DENTRO BIRRA DEL BORGO, DOVE MONDO BRASSICOLO ED ENOLOGICO SI TOCCANO CON UN DITO

BORGOROSE – A Spedino, frazione di Borgorose (Rieti), proprio al confine tra Lazio e Abruzzo, il birrificio Birra del Borgo apre le porte agli appassionati con gli “Off Topic”, tre appuntamenti dedicati, nell’ordine, a luppolo, cereali e lieviti, per avvicinare al mondo della birra, attraverso le degustazioni e la visita al birrificio, non solo gli addetti ai lavori ma anche a semplici curiosi e appassionati.

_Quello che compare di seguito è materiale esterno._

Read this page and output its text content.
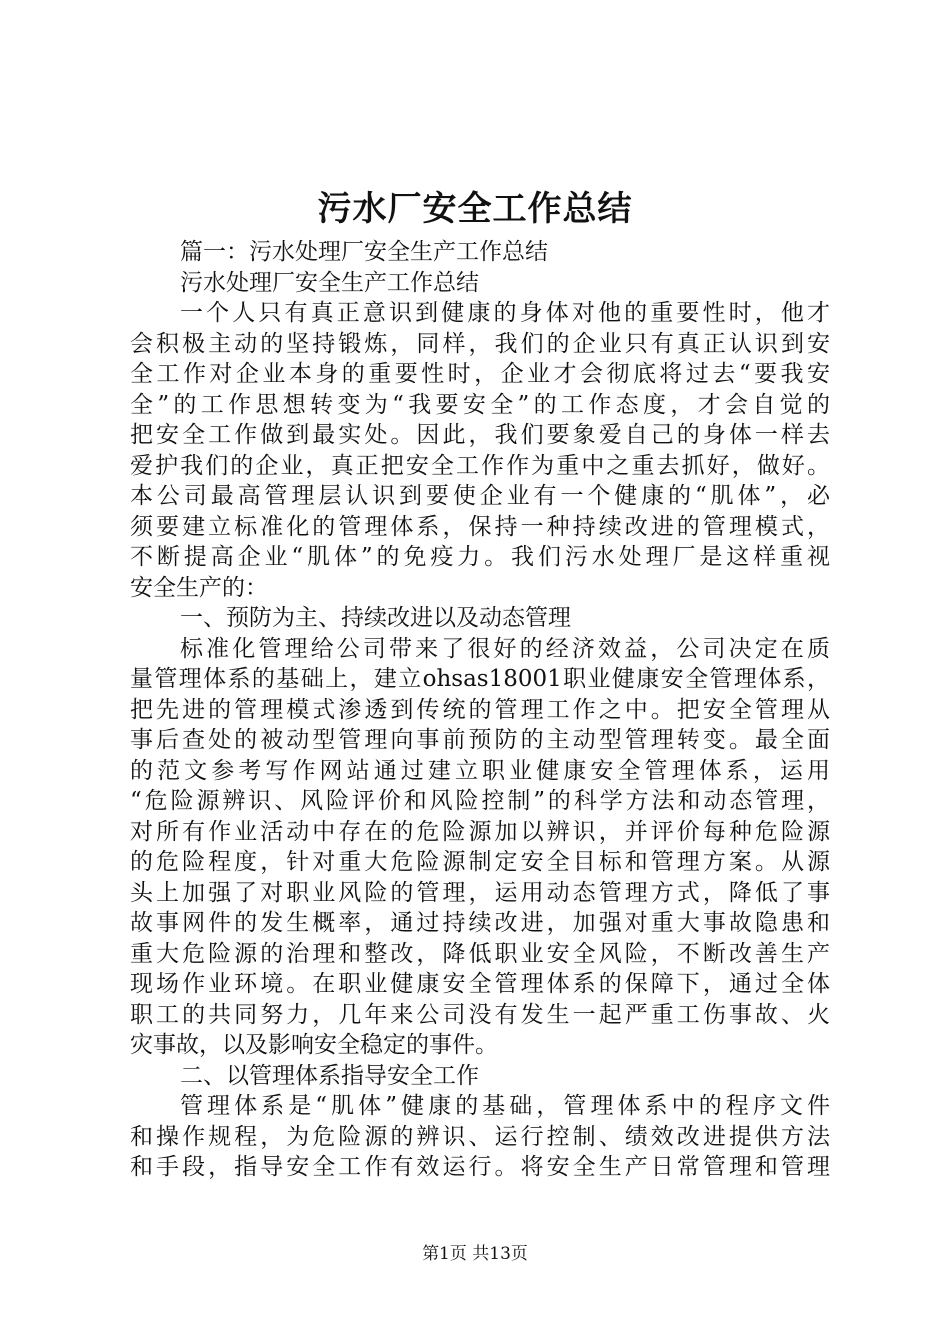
污水厂安全工作总结
篇一：污水处理厂安全生产工作总结
污水处理厂安全生产工作总结
一个人只有真正意识到健康的身体对他的重要性时，他才
会积极主动的坚持锻炼，同样，我们的企业只有真正认识到安
全工作对企业本身的重要性时，企业才会彻底将过去“要我安
全”的工作思想转变为“我要安全”的工作态度，才会自觉的
把安全工作做到最实处。因此，我们要象爱自己的身体一样去
爱护我们的企业，真正把安全工作作为重中之重去抓好，做好。
本公司最高管理层认识到要使企业有一个健康的“肌体”，必
须要建立标准化的管理体系，保持一种持续改进的管理模式，
不断提高企业“肌体”的免疫力。我们污水处理厂是这样重视
安全生产的：
一、预防为主、持续改进以及动态管理
标准化管理给公司带来了很好的经济效益，公司决定在质
量管理体系的基础上，建立ohsas18001职业健康安全管理体系，
把先进的管理模式渗透到传统的管理工作之中。把安全管理从
事后查处的被动型管理向事前预防的主动型管理转变。最全面
的范文参考写作网站通过建立职业健康安全管理体系，运用
“危险源辨识、风险评价和风险控制”的科学方法和动态管理，
对所有作业活动中存在的危险源加以辨识，并评价每种危险源
的危险程度，针对重大危险源制定安全目标和管理方案。从源
头上加强了对职业风险的管理，运用动态管理方式，降低了事
故事网件的发生概率，通过持续改进，加强对重大事故隐患和
重大危险源的治理和整改，降低职业安全风险，不断改善生产
现场作业环境。在职业健康安全管理体系的保障下，通过全体
职工的共同努力，几年来公司没有发生一起严重工伤事故、火
灾事故，以及影响安全稳定的事件。
二、以管理体系指导安全工作
管理体系是“肌体”健康的基础，管理体系中的程序文件
和操作规程，为危险源的辨识、运行控制、绩效改进提供方法
和手段，指导安全工作有效运行。将安全生产日常管理和管理
第1页 共13页
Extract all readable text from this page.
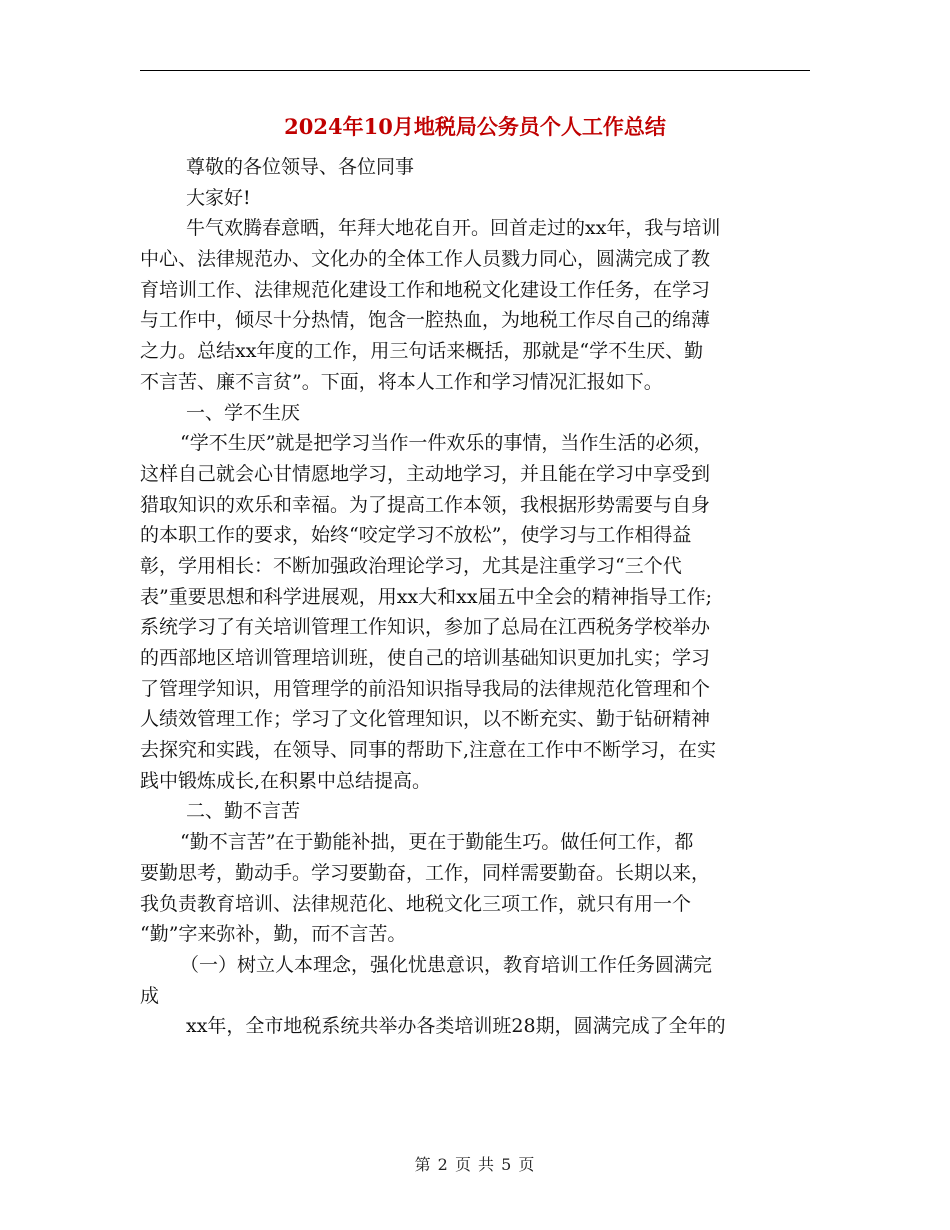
2024年10月地税局公务员个人工作总结
尊敬的各位领导、各位同事
大家好!
牛气欢腾春意晒，年拜大地花自开。回首走过的xx年，我与培训
中心、法律规范办、文化办的全体工作人员戮力同心，圆满完成了教
育培训工作、法律规范化建设工作和地税文化建设工作任务，在学习
与工作中，倾尽十分热情，饱含一腔热血，为地税工作尽自己的绵薄
之力。总结xx年度的工作，用三句话来概括，那就是“学不生厌、勤
不言苦、廉不言贫”。下面，将本人工作和学习情况汇报如下。
一、学不生厌
“学不生厌”就是把学习当作一件欢乐的事情，当作生活的必须，
这样自己就会心甘情愿地学习，主动地学习，并且能在学习中享受到
猎取知识的欢乐和幸福。为了提高工作本领，我根据形势需要与自身
的本职工作的要求，始终“咬定学习不放松”，使学习与工作相得益
彰，学用相长：不断加强政治理论学习，尤其是注重学习“三个代
表”重要思想和科学进展观，用xx大和xx届五中全会的精神指导工作;
系统学习了有关培训管理工作知识，参加了总局在江西税务学校举办
的西部地区培训管理培训班，使自己的培训基础知识更加扎实；学习
了管理学知识，用管理学的前沿知识指导我局的法律规范化管理和个
人绩效管理工作；学习了文化管理知识，以不断充实、勤于钻研精神
去探究和实践，在领导、同事的帮助下,注意在工作中不断学习，在实
践中锻炼成长,在积累中总结提高。
二、勤不言苦
“勤不言苦”在于勤能补拙，更在于勤能生巧。做任何工作，都
要勤思考，勤动手。学习要勤奋，工作，同样需要勤奋。长期以来，
我负责教育培训、法律规范化、地税文化三项工作，就只有用一个
“勤”字来弥补，勤，而不言苦。
（一）树立人本理念，强化忧患意识，教育培训工作任务圆满完
成
xx年，全市地税系统共举办各类培训班28期，圆满完成了全年的
第 2 页 共 5 页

“Vogliamo essere sempre in contatto col territorio e con le persone che ci circondano e ci apprezzano. Gli Off Topic prevedono posti limitati per garantire la giusta cura e attenzione agli iscritti”, racconta a Virtù Quotidiane Giampaolo Marchi, amministratore delegato dell’insegna che dal 2016 fa parte di Ab InBev, multinazionale belga leader nel settore del beverage, mentre conduce il tour insieme a Samuele Rea, responsabile dei social media e della comunicazione, Cosimo Tizzani manager di salute, sicurezza e ambiente e Andrea Lecchini, agronomo e mastro birraio.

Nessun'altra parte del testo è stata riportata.